I admit it, I'm stingy when it comes to standing ovations.
I see a lot of theater. I see a lot of good theater. Rarely, though will I give something a standing ovation. This is something that often makes me uncomfortable because I'll remain sitting even when everyone around me is standing and I do sometimes worry that it sends the wrong signal--that the signal it sends is that I think the show is bad.
However, I'll usually swallow the uncomfortable feeling and remain in my seat because I want the standing ovation to mean something. I want it to mean that I thought the show was near perfect, that it moved me in such a way that I'll remember it for a long time to come.
I applaud enthusiastically for a show that is good. I try to be attentive and an audience member who helps create an environment for a good show--to give be a part of that difficult-to-describe energy that comes from having an audience who is paying attention to and reacting to a show.
But I won't stand just because the show was good.
Part of this is because I want to have something that I can do for those shows that do go above and beyond. I want to be able to show that extra level of appreciation for truly superior productions.
It's a topic I thought about during Camelot this past week. My husband and I were amongst the few people still in our seats (at least that we could see) when Lou Diamond Phillips took his bow. Richard said he might have stood if they'd left in Fie on Goodness, but I don't think I would have. But I did have to question why, when my face was wet with tears evoked by the emotionally strong ending, that I kept my seat.
The answer is that there were too many uneven moments in the production. I could see the actors and technicians moving around back stage, which tells me that not enough consideration was given to the sight lines at the far sides. I thought Matt Bogart's performance as Lancelot was lukewarm and lacking in any sort of sympathy. While Phillips and Rachel de Benedet provided subtle layers to their characters and showed incredible charisma, Lancelot had none.
It was a good show--the dancing was fun, the voices were mostly strong, the costumes outstanding, and the two lead actors were excellent.
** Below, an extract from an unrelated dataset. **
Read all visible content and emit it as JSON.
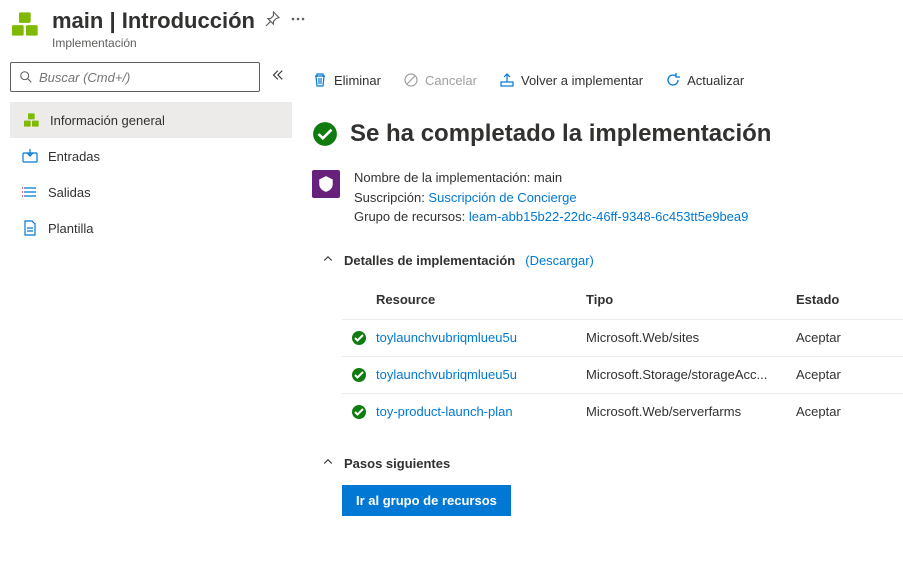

However, it isn't a show that five years from now I'll still be talking about the way I'll still talk about BoarsHead's Wit or Michigan Shakespeare Festival's Merchant of Venice.
So if you see me sitting during a standing ovation at your show, please don't jump to the conclusion that I didn't like it or thought it was poorly done. And if you see me stand, know that I thought the show ranks among the best theater I've seen.